There has been a recent influx of high profile sexual harassment cases in the past several months. Although companies have been shouting from the rooftops that they have a zero-tolerance policy in place, what exactly does that mean?
Does it really protect businesses from a lawsuit if the policy isn’t effective? Although a zero-policy announcement may sound good on paper, is it really enough to keep employees safe?
What Is Sexual Harassment?
It seems like the definition of sexual harassment would be common sense. Unfortunately, there are many who claim they weren’t aware that their actions fell under that category.
It may sound elementary, but it’s important for companies to define sexual harassment to their employees.
According to Title VII of the Civil Rights Act of 1964, it is unlawful to harass a person (an applicant or employee) because of that person’s sex. Harassment can include “sexual harassment” or unwelcome sexual advances, requests for sexual favors, and other verbal or physical harassment of a sexual nature.
However, it should be known that sexual harassment can be both physical and psychological. Employees are also not allowed to harass another employee even if the incidents don’t take place on the employer premises.
Policies To Help Prevent And Address Sexual Harassment
Your company needs to have policies in place to address sexual harassment. More than ever, this is the time to take a look at your employee handbook and make sure it covers some of these basics:
- sexual harassment policy
- general harassment policy
- policy about how sexual harassment investigations are conducted in your company
All employees should be trained on how to handle sexual harassment, where they need to go to report it, and what steps will be implemented to make sure it’s resolved.
HR’s Role In Sexual Harassment
In some cases of sexual harassment, the employee being harassed never comes forward to report the abuse. Reasons can include shame, fear of losing their job, or destroying their reputation wihin the industry.
It’s important that, as a company, employees feel safe. A policy should be in place where employees trust that action will be taken when they report abuse. Long gone are the days when bad behavior gets a pass because of the position or job ranking of the accused. Each reported claim must be taken seriously with appropriate action taken to resolve the issue.
There are some steps HR can take to help create a safe environment for a zero-tolerance for sexual harassment in the workplace.
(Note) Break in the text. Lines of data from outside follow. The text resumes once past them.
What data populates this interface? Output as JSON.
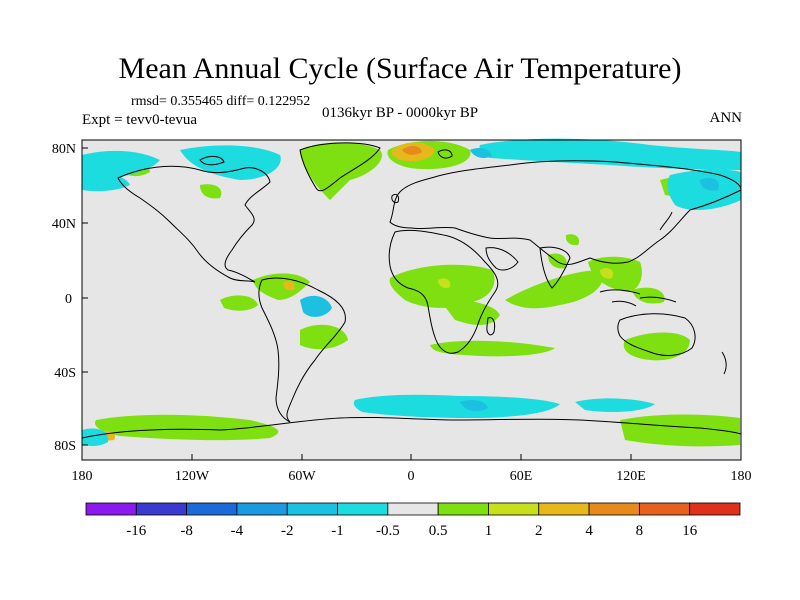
{
  "title": "Mean Annual Cycle (Surface Air Temperature)",
  "stats": "rmsd= 0.355465 diff= 0.122952",
  "experiment": "Expt = tevv0-tevua",
  "period": "0136kyr BP - 0000kyr BP",
  "season": "ANN",
  "lat_labels": [
    "80N",
    "40N",
    "0",
    "40S",
    "80S"
  ],
  "lon_labels": [
    "180",
    "120W",
    "60W",
    "0",
    "60E",
    "120E",
    "180"
  ],
  "colorbar": {
    "labels": [
      "-16",
      "-8",
      "-4",
      "-2",
      "-1",
      "-0.5",
      "0.5",
      "1",
      "2",
      "4",
      "8",
      "16"
    ],
    "colors": [
      "#8a1aee",
      "#3a3ad0",
      "#1c6ad8",
      "#1c9ae0",
      "#1cc0e0",
      "#1cdce0",
      "#e6e6e6",
      "#7ee010",
      "#c8e01c",
      "#e6b81c",
      "#e68a1c",
      "#e6621c",
      "#e0301c"
    ]
  },
  "colors": {
    "ocean_land_neutral": "#e6e6e6",
    "coastline": "#000000"
  }
}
It’s HR’s job to treat all reports, concerns, and investigations with confidentiality, although the name of the complainant is usually revealed to the person they are making the claims about. During this process however, it’s important that the complainant doesn’t suffer any kind of retaliation and the details of the case are kept as confidential as possible.
Take Proper Action
The media has reported cases where incidents of sexual harassment have been reported to HR or other higher officials and there was never any action taken. Follow your own guidelines. Make sure that every complaint is taken seriously and the proper steps to resolve the issue are followed.
- Notifying the police if criminal activities are alleged.
- Arranging for an investigation of the alleged harassment and the preparation of a written report.
- Submitting a written report summarizing the results of the investigation and making recommendations to designated company officials.
- Notifying the complainant and the respondent of the corrective actions to be taken, if any, and administering those actions.
Cultural Change Will Help Improve Policy Change
Having a zero-tolerance policy in place is a great start. It’s in the best interest of every company to fully ensure their own safety and protection, as well as the same of their employees and their well-being. However, as a culture, there is more to be done.
Take a look at your company culture as a whole. What kind of working environment do you condone? What sort of leadership skills are carried throughout your company and how does that trickle down the system?
Make sure your company enforces its sexual harassment policies at all times and not just when there is a crisis.